What is the pH of a solution prepared by dissolving 6.0 g of HCl in water to make 415 mL of HCl solution?
moles HCl = grams/molar mass.
Then M = moles/L soln.
To find the pH of a solution prepared by dissolving HCl in water, we need to know the concentration of HCl in the solution.
First, let's calculate the number of moles of HCl in the solution:
Molar mass of HCl = 1.00784 g/mol (H) + 35.453 g/mol (Cl) = 36.46084 g/mol
Number of moles of HCl = mass of HCl / molar mass of HCl
Number of moles of HCl = 6.0 g / 36.46084 g/mol = 0.164 moles
Next, we need to calculate the concentration of HCl in the solution (in moles per liter or Molarity):
Concentration (Molarity) = moles of solute / volume of solution in liters
Volume of solution = 415 mL = 415 mL / 1000 mL/L = 0.415 L
Concentration of HCl = 0.164 moles / 0.415 L ≈ 0.395 M
Now, we can use the concentration of HCl to find the pH of the solution. The pH scale is a logarithmic scale ranging from 0 to 14, where a pH of 7 is considered neutral, values below 7 are acidic, and values above 7 are basic.

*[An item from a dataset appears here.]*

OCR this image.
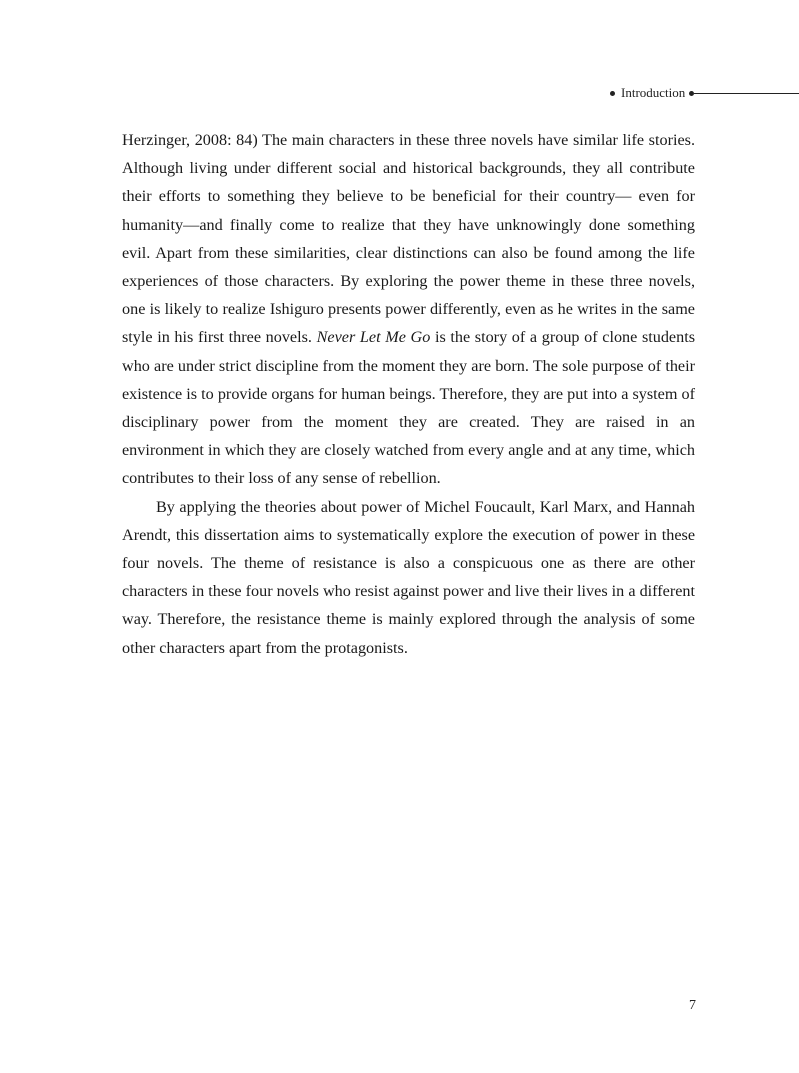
Introduction

Herzinger, 2008: 84) The main characters in these three novels have similar life stories. Although living under different social and historical backgrounds, they all contribute their efforts to something they believe to be beneficial for their country— even for humanity—and finally come to realize that they have unknowingly done something evil. Apart from these similarities, clear distinctions can also be found among the life experiences of those characters. By exploring the power theme in these three novels, one is likely to realize Ishiguro presents power differently, even as he writes in the same style in his first three novels. Never Let Me Go is the story of a group of clone students who are under strict discipline from the moment they are born. The sole purpose of their existence is to provide organs for human beings. Therefore, they are put into a system of disciplinary power from the moment they are created. They are raised in an environment in which they are closely watched from every angle and at any time, which contributes to their loss of any sense of rebellion.

By applying the theories about power of Michel Foucault, Karl Marx, and Hannah Arendt, this dissertation aims to systematically explore the execution of power in these four novels. The theme of resistance is also a conspicuous one as there are other characters in these four novels who resist against power and live their lives in a different way. Therefore, the resistance theme is mainly explored through the analysis of some other characters apart from the protagonists.

7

The pH of a strong acid like HCl can be calculated using the formula:
pH = -log10[H+]
Since HCl is a strong acid, it fully dissociates in water to release hydrogen ions (H+). The concentration of H+ ions will be the same as the concentration of HCl in the solution.
pH = -log10(0.395)
pH ≈ -(-0.4038)
pH ≈ 0.4038
Therefore, the pH of the solution prepared by dissolving 6.0 g of HCl in water is approximately 0.4038.